In total, 858 patients were randomised from 22 European sites. The mean age was 81 years and 34.5% were women. The mean CHA2DS2-VASC score was 4.5, indicating moderate-to-high risk of stroke. Over 80% were taking direct oral anticoagulants (81.9%), with the rest taking vitamin K antagonists (18.1%).

The primary composite endpoint occurred in 16.5% of patients in the continued OAC group and 14.8% in the interrupted OAC group (risk difference 1.7%; 95% confidence interval [CI] −3.1 to 6.6; p=0.18 for non-inferiority). The non-inferiority margin (4% for the absolute between-group difference) was not met and therefore the investigators were not able to state that continuation was non-inferior to interruption.

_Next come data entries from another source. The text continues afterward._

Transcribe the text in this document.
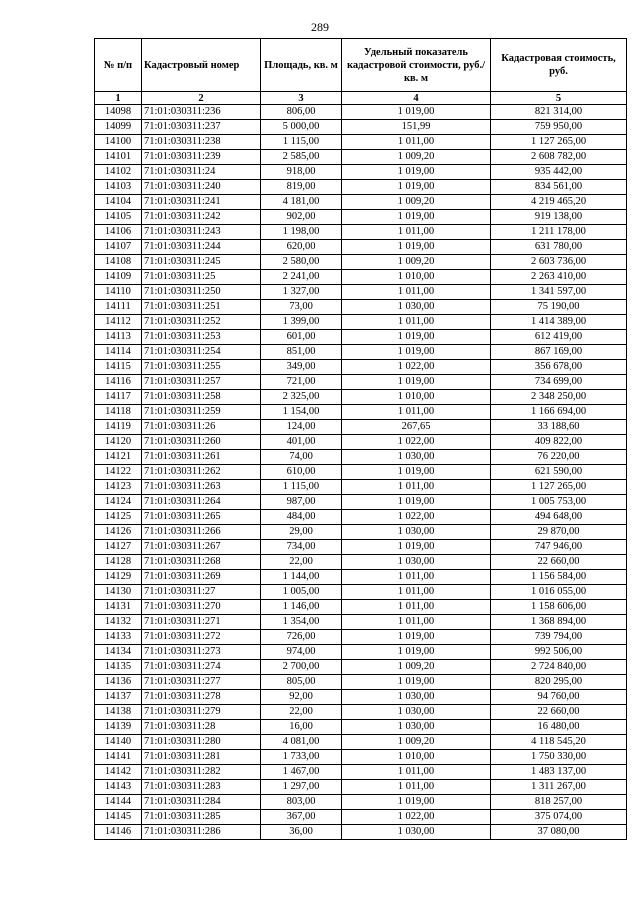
289
№ п/п	Кадастровый номер	Площадь, кв. м	Удельный показатель кадастровой стоимости, руб./кв. м	Кадастровая стоимость, руб.
1	2	3	4	5
14098	71:01:030311:236	806,00	1 019,00	821 314,00
14099	71:01:030311:237	5 000,00	151,99	759 950,00
14100	71:01:030311:238	1 115,00	1 011,00	1 127 265,00
14101	71:01:030311:239	2 585,00	1 009,20	2 608 782,00
14102	71:01:030311:24	918,00	1 019,00	935 442,00
14103	71:01:030311:240	819,00	1 019,00	834 561,00
14104	71:01:030311:241	4 181,00	1 009,20	4 219 465,20
14105	71:01:030311:242	902,00	1 019,00	919 138,00
14106	71:01:030311:243	1 198,00	1 011,00	1 211 178,00
14107	71:01:030311:244	620,00	1 019,00	631 780,00
14108	71:01:030311:245	2 580,00	1 009,20	2 603 736,00
14109	71:01:030311:25	2 241,00	1 010,00	2 263 410,00
14110	71:01:030311:250	1 327,00	1 011,00	1 341 597,00
14111	71:01:030311:251	73,00	1 030,00	75 190,00
14112	71:01:030311:252	1 399,00	1 011,00	1 414 389,00
14113	71:01:030311:253	601,00	1 019,00	612 419,00
14114	71:01:030311:254	851,00	1 019,00	867 169,00
14115	71:01:030311:255	349,00	1 022,00	356 678,00
14116	71:01:030311:257	721,00	1 019,00	734 699,00
14117	71:01:030311:258	2 325,00	1 010,00	2 348 250,00
14118	71:01:030311:259	1 154,00	1 011,00	1 166 694,00
14119	71:01:030311:26	124,00	267,65	33 188,60
14120	71:01:030311:260	401,00	1 022,00	409 822,00
14121	71:01:030311:261	74,00	1 030,00	76 220,00
14122	71:01:030311:262	610,00	1 019,00	621 590,00
14123	71:01:030311:263	1 115,00	1 011,00	1 127 265,00
14124	71:01:030311:264	987,00	1 019,00	1 005 753,00
14125	71:01:030311:265	484,00	1 022,00	494 648,00
14126	71:01:030311:266	29,00	1 030,00	29 870,00
14127	71:01:030311:267	734,00	1 019,00	747 946,00
14128	71:01:030311:268	22,00	1 030,00	22 660,00
14129	71:01:030311:269	1 144,00	1 011,00	1 156 584,00
14130	71:01:030311:27	1 005,00	1 011,00	1 016 055,00
14131	71:01:030311:270	1 146,00	1 011,00	1 158 606,00
14132	71:01:030311:271	1 354,00	1 011,00	1 368 894,00
14133	71:01:030311:272	726,00	1 019,00	739 794,00
14134	71:01:030311:273	974,00	1 019,00	992 506,00
14135	71:01:030311:274	2 700,00	1 009,20	2 724 840,00
14136	71:01:030311:277	805,00	1 019,00	820 295,00
14137	71:01:030311:278	92,00	1 030,00	94 760,00
14138	71:01:030311:279	22,00	1 030,00	22 660,00
14139	71:01:030311:28	16,00	1 030,00	16 480,00
14140	71:01:030311:280	4 081,00	1 009,20	4 118 545,20
14141	71:01:030311:281	1 733,00	1 010,00	1 750 330,00
14142	71:01:030311:282	1 467,00	1 011,00	1 483 137,00
14143	71:01:030311:283	1 297,00	1 011,00	1 311 267,00
14144	71:01:030311:284	803,00	1 019,00	818 257,00
14145	71:01:030311:285	367,00	1 022,00	375 074,00
14146	71:01:030311:286	36,00	1 030,00	37 080,00
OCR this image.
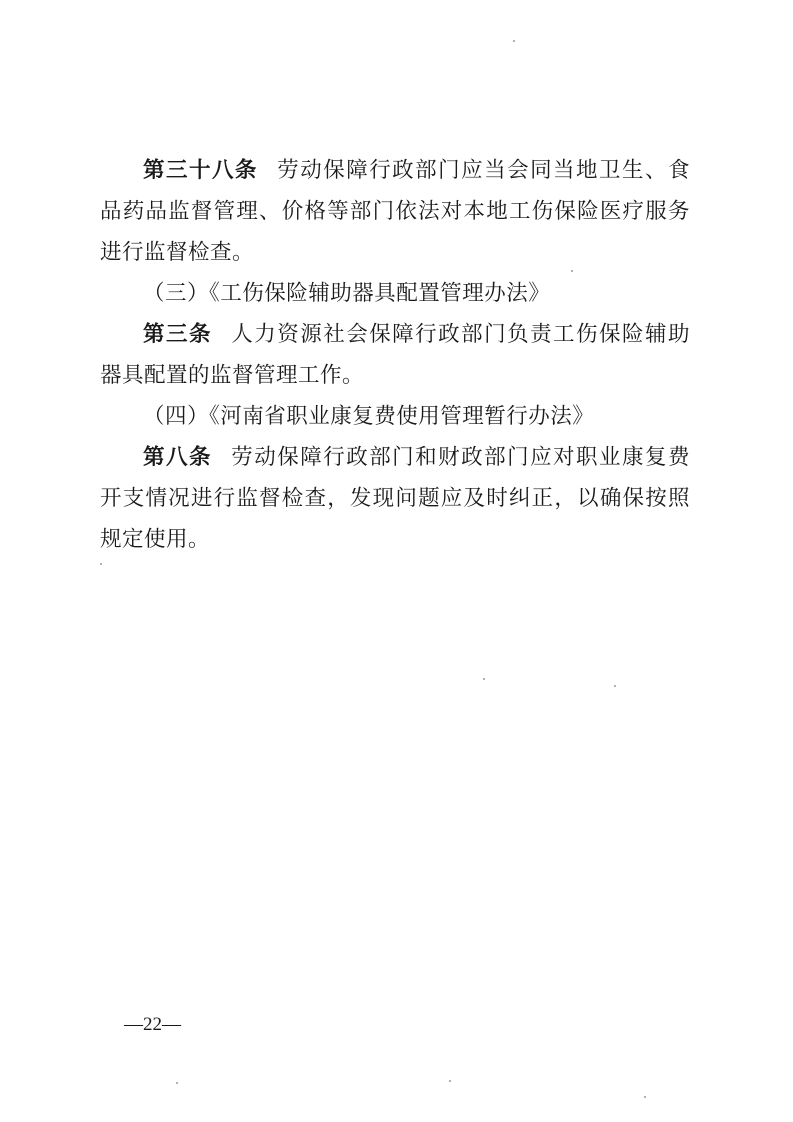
第三十八条 劳动保障行政部门应当会同当地卫生、食品药品监督管理、价格等部门依法对本地工伤保险医疗服务进行监督检查。

（三）《工伤保险辅助器具配置管理办法》

第三条 人力资源社会保障行政部门负责工伤保险辅助器具配置的监督管理工作。

（四）《河南省职业康复费使用管理暂行办法》

第八条 劳动保障行政部门和财政部门应对职业康复费开支情况进行监督检查，发现问题应及时纠正，以确保按照规定使用。

—22—
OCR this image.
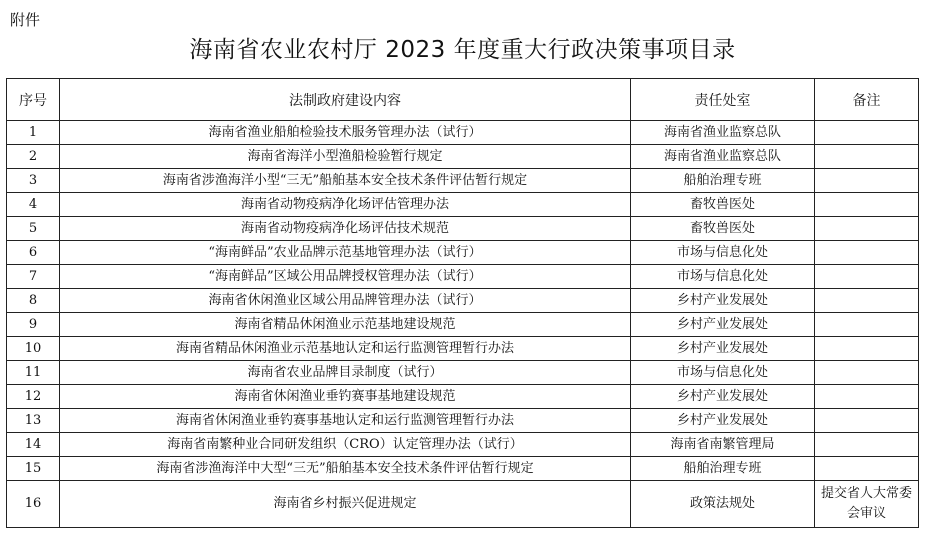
附件
海南省农业农村厅 2023 年度重大行政决策事项目录
序号	法制政府建设内容	责任处室	备注
1	海南省渔业船舶检验技术服务管理办法（试行）	海南省渔业监察总队	
2	海南省海洋小型渔船检验暂行规定	海南省渔业监察总队	
3	海南省涉渔海洋小型“三无”船舶基本安全技术条件评估暂行规定	船舶治理专班	
4	海南省动物疫病净化场评估管理办法	畜牧兽医处	
5	海南省动物疫病净化场评估技术规范	畜牧兽医处	
6	“海南鲜品”农业品牌示范基地管理办法（试行）	市场与信息化处	
7	“海南鲜品”区域公用品牌授权管理办法（试行）	市场与信息化处	
8	海南省休闲渔业区域公用品牌管理办法（试行）	乡村产业发展处	
9	海南省精品休闲渔业示范基地建设规范	乡村产业发展处	
10	海南省精品休闲渔业示范基地认定和运行监测管理暂行办法	乡村产业发展处	
11	海南省农业品牌目录制度（试行）	市场与信息化处	
12	海南省休闲渔业垂钓赛事基地建设规范	乡村产业发展处	
13	海南省休闲渔业垂钓赛事基地认定和运行监测管理暂行办法	乡村产业发展处	
14	海南省南繁种业合同研发组织（CRO）认定管理办法（试行）	海南省南繁管理局	
15	海南省涉渔海洋中大型“三无”船舶基本安全技术条件评估暂行规定	船舶治理专班	
16	海南省乡村振兴促进规定	政策法规处	提交省人大常委会审议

Any bleeding occurred in 31.1% of patients in the continued group and 21.3% in the interrupted group (risk difference 9.8; 95% CI 3.9 to 15.6). There was no difference in thromboembolic events with continued vs. interrupted OACs (8.8% vs. 8.2%; risk difference 0.6; 95% CI −3.1 to 4.4).

“We now have evidence from a randomised trial that continuing OAC provides no apparent benefit in terms of thromboembolic events. Given the higher incidence of bleeding, our data support interrupting OAC in patients undergoing TAVI,” concluded Professor Jur ten Berg, principal investigator of the study.